The mysterious and little understood process by which farmland values are determined is conducted in Springfield. First, the State Farmland Technical Advisory Board collects data on farm productivity across the state and each county provides farmland property descriptions including the amount of acres devoted to cropland, permanent pasture, other farmland and wasteland. Local officials then determine the correct soil type, slope and erosion by acre and use according to a document published in 2000 by the University of Illinois entitled “Average Crop, Pasture, and Forestry Productivity Ratings for Illinois Soils” but commonly know as “Bulletin 810.”

This is an elusive document. I was unable to locate an actual copy of this document in Skinner's office or the offices of County Clerk Scott Erickson, County Treasurer Robin Davis or the Knox County Farm Bureau. It seems that while Skinner has had a single copy of this document in her possession she has lent it to a member of the Knox County Board of Review. I was saved by an e-mail from Erickson that provided an Internet link to a PDF copy of this document. Counties are mandated to convert the the processes described in Bulletin 810 by the 2006 assessment year as opposed to the former “weighted tract method.” The Department of Revenue then “compiles data and calculates agricultural economic value for each soil productivity index” and formulates farmland assessment values based on this index which are then provided to the County Supervisor of Assessments office.
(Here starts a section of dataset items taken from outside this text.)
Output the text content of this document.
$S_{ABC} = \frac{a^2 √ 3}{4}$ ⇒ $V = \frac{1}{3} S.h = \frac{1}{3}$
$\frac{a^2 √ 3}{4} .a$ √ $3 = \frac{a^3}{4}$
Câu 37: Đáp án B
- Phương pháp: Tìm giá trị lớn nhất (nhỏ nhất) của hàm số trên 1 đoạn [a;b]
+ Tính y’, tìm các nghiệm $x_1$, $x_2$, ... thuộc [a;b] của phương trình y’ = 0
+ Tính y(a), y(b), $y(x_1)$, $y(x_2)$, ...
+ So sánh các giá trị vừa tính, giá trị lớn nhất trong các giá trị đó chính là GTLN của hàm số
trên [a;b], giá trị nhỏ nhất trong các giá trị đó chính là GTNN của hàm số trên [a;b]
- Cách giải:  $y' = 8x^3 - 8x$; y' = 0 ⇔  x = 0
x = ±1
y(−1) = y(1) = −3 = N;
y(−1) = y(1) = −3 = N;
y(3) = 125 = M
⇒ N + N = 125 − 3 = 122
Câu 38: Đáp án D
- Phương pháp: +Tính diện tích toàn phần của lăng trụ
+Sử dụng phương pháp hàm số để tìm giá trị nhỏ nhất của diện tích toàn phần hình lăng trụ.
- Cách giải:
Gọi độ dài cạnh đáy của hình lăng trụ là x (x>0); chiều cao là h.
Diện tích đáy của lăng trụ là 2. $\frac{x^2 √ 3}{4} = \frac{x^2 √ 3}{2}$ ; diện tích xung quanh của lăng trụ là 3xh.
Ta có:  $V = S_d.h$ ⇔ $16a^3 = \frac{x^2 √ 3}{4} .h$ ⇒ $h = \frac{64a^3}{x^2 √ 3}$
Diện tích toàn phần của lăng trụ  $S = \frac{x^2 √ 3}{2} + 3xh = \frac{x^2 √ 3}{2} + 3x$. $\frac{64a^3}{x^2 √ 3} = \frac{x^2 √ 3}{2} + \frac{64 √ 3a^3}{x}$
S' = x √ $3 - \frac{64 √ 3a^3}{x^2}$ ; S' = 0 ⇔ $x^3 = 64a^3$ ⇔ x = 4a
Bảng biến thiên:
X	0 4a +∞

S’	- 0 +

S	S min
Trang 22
The end result of this process is to drastically reduce the taxable value of farmland across the state. The only type of property that is treated more kindly for property tax purposes is that owned by railroads (but that's a story for another time). Out of a total of 76 farmland transactions so far this year reported by Skinner's office only one sold for less than the assessed value. In every other case the sale price for the land exceeded the value utilized for the calculation of property taxes. And we're not talking about minor differences either. Those 76 farmland parcels that sold for $13,089,611 were taxed for a mere $2,932,029 – less than a quarter of the fair market value. Some cases were especially egregious. For example, one parcel of 10.28 acres sold for $30,000 yet was valued for property taxes at just $90 meanwhile a 20.8 acre parcel taxed at a value of $330 sold for $44,000 – both in September. More representative is the January sale of 335.76 acres for $673,380 taxed as $71,550; or a June sale of 156.83 acres for $387,100 and taxed as $103,140.

In instance after instance these farmland sales regularly sold for three, four or five times the value used to compute property taxes. There is no way for someone like myself to accurately determine how well the complicated regulations have been applied but it seems very clear that owners of farmland are benefiting from highly favorable treatment in determining property taxes. Farmers and their lobbyists claim that this is necessary to agricultural uses of land but the system hardly seems fair. When you consider that farmers glean their livelihood from this land, often grossing millions of dollars annually while many residential property owners are pay much higher taxes on homes that yield no income.

This is a problem that disproportionately affects downstate counties as very little of Cook County or the collar counties are classified as farmland. The suburban area surrounding Chicago provides a rich environment for property taxes while the rural downstate counties are witnessing declining equalized assessments and an eroding property tax base even as farm property sales are strong. The biggest victims are the school districts and community college districts that are heavily dependent upon property taxes while the Illinois legislature continues its practice of underfunding education. The fault here has nothing whatsoever to do with either the general or agricultural economy of Illinois and everything to do with catering to the special interests of the very potent agricultural lobby in this state.